Certainly Aimee Mann's music, as presented on this night as well as within the entirety of "Mental Illness," was not designed to be overtly dramatic, so to speak. It was an evening of subtlety and nuance, her music functioning almost as chamber pop. All of the music arrangements were more than notable in their sparseness--quite the feat if you have listened to the studio wonders created on her albums from the beginning--a feature that was also reflected within the stage set-up, which possessed nothing but the most essential tools: the musicians, their instruments and the stage lighting. Intimacy was paramount and the overall effect was filled with grace and generosity.
Additionally, the inclusiveness of the night was unquestionably found within (again) Aimee Mann's wonderful sense of humor, which she displayed over and again. Her story and intro to "You Never Loved Me," for instance, was priceless in its honesty laced with a cheerful vulgarity.

Most notably, when Jonathan Coulter returned to the stage, he and Mann simply chatted a bit back and forth, making each other laugh with inside jokes and wry asides, all of which translated extremely well. Mann, after flubbing her own opening lyrics to "Stuck In The Past," led to an impromptu joke at the expense of a certain celebrity figure who now happens to be President of the United States, found the Barrymore audience erupting in laughter. Everyone on stage looked to perfectly relaxed and comfortable, with each other as well as the material, which was exquisitely performed, never maudlin at any moment, nor cynical, embittered and definitely not humorless.

Aimee Mann's performance for me was not about being a night of epiphanies and frankly, it never needed to be. For me, it was most reminiscent of the performance I saw by World Party back in 2015, also one where the studio wizardry of the band's discography was stripped down to its most naked elements. For Aimee Mann, the only spectacle of the evening were the songs themselves, brightly shining stars that have endured for the duration of her career and have no fear of dimming anytime soon.

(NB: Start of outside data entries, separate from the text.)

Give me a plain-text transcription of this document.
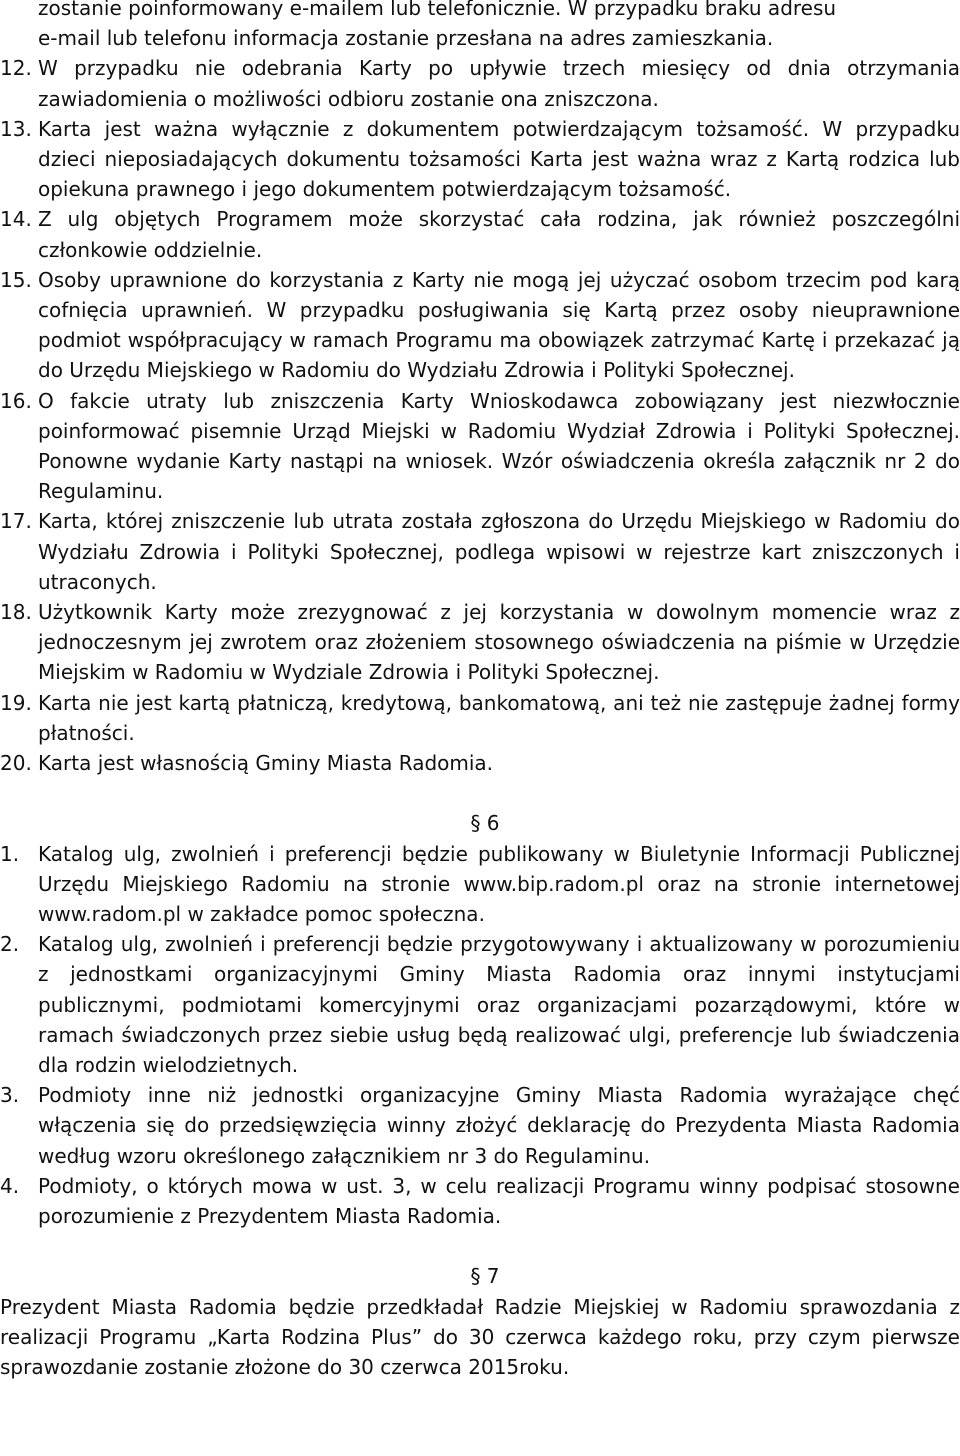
zostanie poinformowany e-mailem lub telefonicznie. W przypadku braku adresu
e-mail lub telefonu informacja zostanie przesłana na adres zamieszkania.
12. W przypadku nie odebrania Karty po upływie trzech miesięcy od dnia otrzymania zawiadomienia o możliwości odbioru zostanie ona zniszczona.
13. Karta jest ważna wyłącznie z dokumentem potwierdzającym tożsamość. W przypadku dzieci nieposiadających dokumentu tożsamości Karta jest ważna wraz z Kartą rodzica lub opiekuna prawnego i jego dokumentem potwierdzającym tożsamość.
14. Z ulg objętych Programem może skorzystać cała rodzina, jak również poszczególni członkowie oddzielnie.
15. Osoby uprawnione do korzystania z Karty nie mogą jej użyczać osobom trzecim pod karą cofnięcia uprawnień. W przypadku posługiwania się Kartą przez osoby nieuprawnione podmiot współpracujący w ramach Programu ma obowiązek zatrzymać Kartę i przekazać ją do Urzędu Miejskiego w Radomiu do Wydziału Zdrowia i Polityki Społecznej.
16. O fakcie utraty lub zniszczenia Karty Wnioskodawca zobowiązany jest niezwłocznie poinformować pisemnie Urząd Miejski w Radomiu Wydział Zdrowia i Polityki Społecznej. Ponowne wydanie Karty nastąpi na wniosek. Wzór oświadczenia określa załącznik nr 2 do Regulaminu.
17. Karta, której zniszczenie lub utrata została zgłoszona do Urzędu Miejskiego w Radomiu do Wydziału Zdrowia i Polityki Społecznej, podlega wpisowi w rejestrze kart zniszczonych i utraconych.
18. Użytkownik Karty może zrezygnować z jej korzystania w dowolnym momencie wraz z jednoczesnym jej zwrotem oraz złożeniem stosownego oświadczenia na piśmie w Urzędzie Miejskim w Radomiu w Wydziale Zdrowia i Polityki Społecznej.
19. Karta nie jest kartą płatniczą, kredytową, bankomatową, ani też nie zastępuje żadnej formy płatności.
20. Karta jest własnością Gminy Miasta Radomia.
§ 6
1. Katalog ulg, zwolnień i preferencji będzie publikowany w Biuletynie Informacji Publicznej Urzędu Miejskiego Radomiu na stronie www.bip.radom.pl oraz na stronie internetowej www.radom.pl w zakładce pomoc społeczna.
2. Katalog ulg, zwolnień i preferencji będzie przygotowywany i aktualizowany w porozumieniu z jednostkami organizacyjnymi Gminy Miasta Radomia oraz innymi instytucjami publicznymi, podmiotami komercyjnymi oraz organizacjami pozarządowymi, które w ramach świadczonych przez siebie usług będą realizować ulgi, preferencje lub świadczenia dla rodzin wielodzietnych.
3. Podmioty inne niż jednostki organizacyjne Gminy Miasta Radomia wyrażające chęć włączenia się do przedsięwzięcia winny złożyć deklarację do Prezydenta Miasta Radomia według wzoru określonego załącznikiem nr 3 do Regulaminu.
4. Podmioty, o których mowa w ust. 3, w celu realizacji Programu winny podpisać stosowne porozumienie z Prezydentem Miasta Radomia.
§ 7
Prezydent Miasta Radomia będzie przedkładał Radzie Miejskiej w Radomiu sprawozdania z realizacji Programu „Karta Rodzina Plus” do 30 czerwca każdego roku, przy czym pierwsze sprawozdanie zostanie złożone do 30 czerwca 2015roku.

And in turn, the bright shining stars that are the songs reflected their brilliance directly back to their creator, a singer/songwriter of immeasurable talents and one for whom we should never take for granted as their are so very few in her league operating at her level. And still, she makes it all look so easy (!) as her demeanor throughout the night was practically breezy, despite the darkness and anguish contained within her music and the seriousness and purity of her delivery.

Aimee Mann is an artist of which there is no artifice or self-important and ironic detachment. She was fully engaged, so present and giving, as if she had welcomed us into her home for a night of stories and songs.

But, on the contrary, we welcomed her into ours, and believe me, we will be thrilled to have her return whenever she possesses the wish.